To the south of the plantation house, the Woodlawn Quaker Meetinghouse serves as a reminder of a successful mid-nineteenth century experiment in agriculture without the use of enslaved laborers.
Situated on Dogue Creek, George Washington’s Distillery and Grist Mill is the closest site to Mount Vernon in the district and open for tours seasonally. And while it’s possible for experienced walkers and bicyclists to travel from Mount Vernon to the Distillery and Grist Mill and to cross Route 1 to reach Woodlawn, one needs to exercise caution, especially at the narrow, two-lane highway bridge over Dogue Creek.

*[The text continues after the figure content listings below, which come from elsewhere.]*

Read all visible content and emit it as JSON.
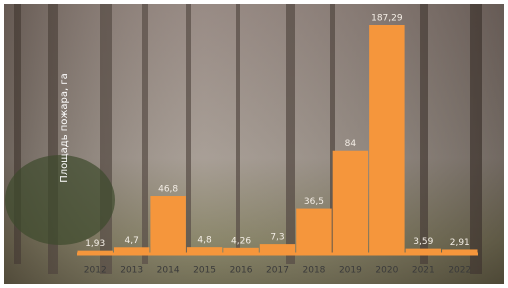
{
  "chart_data": {
    "type": "bar",
    "y_label": "Площадь пожара, га",
    "categories": [
      "2012",
      "2013",
      "2014",
      "2015",
      "2016",
      "2017",
      "2018",
      "2019",
      "2020",
      "2021",
      "2022"
    ],
    "values": [
      1.93,
      4.7,
      46.8,
      4.8,
      4.26,
      7.3,
      36.5,
      84,
      187.29,
      3.59,
      2.91
    ],
    "value_labels": [
      "1,93",
      "4,7",
      "46,8",
      "4,8",
      "4,26",
      "7,3",
      "36,5",
      "84",
      "187,29",
      "3,59",
      "2,91"
    ],
    "color": "#f5963c"
  }
}
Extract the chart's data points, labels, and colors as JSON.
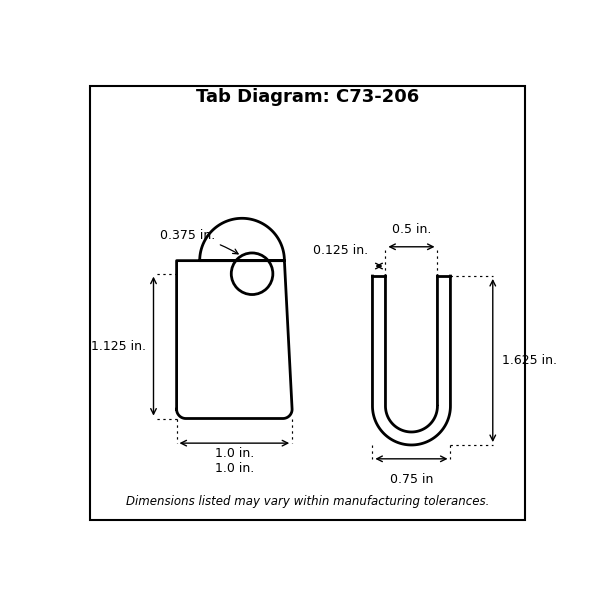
{
  "title": "Tab Diagram: C73-206",
  "footer": "Dimensions listed may vary within manufacturing tolerances.",
  "bg_color": "#ffffff",
  "line_color": "#000000",
  "annotations": {
    "tab_width_label": "1.0 in.",
    "tab_height_label": "1.125 in.",
    "hole_label": "0.375 in.",
    "clevis_width_label": "0.75 in",
    "clevis_height_label": "1.625 in.",
    "clevis_wall_label": "0.125 in.",
    "clevis_inner_label": "0.5 in."
  }
}
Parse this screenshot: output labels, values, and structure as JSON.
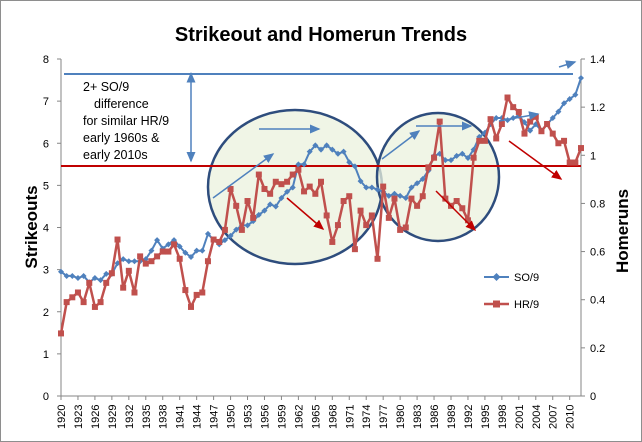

The Potomac Heritage National Scenic Trail is a corridor of history and outdoor adventure. The Trail network follows the river through its tidal reaches to the fall line, with an interlude along the escarpment of Washington, D.C., then along the Potomac via the C&O Canal Towpath to Cumberland, Md. From there it goes through the mountains on a portion of the Great Allegheny Passage, finally connecting with the Laurel Highlands Hiking Trail.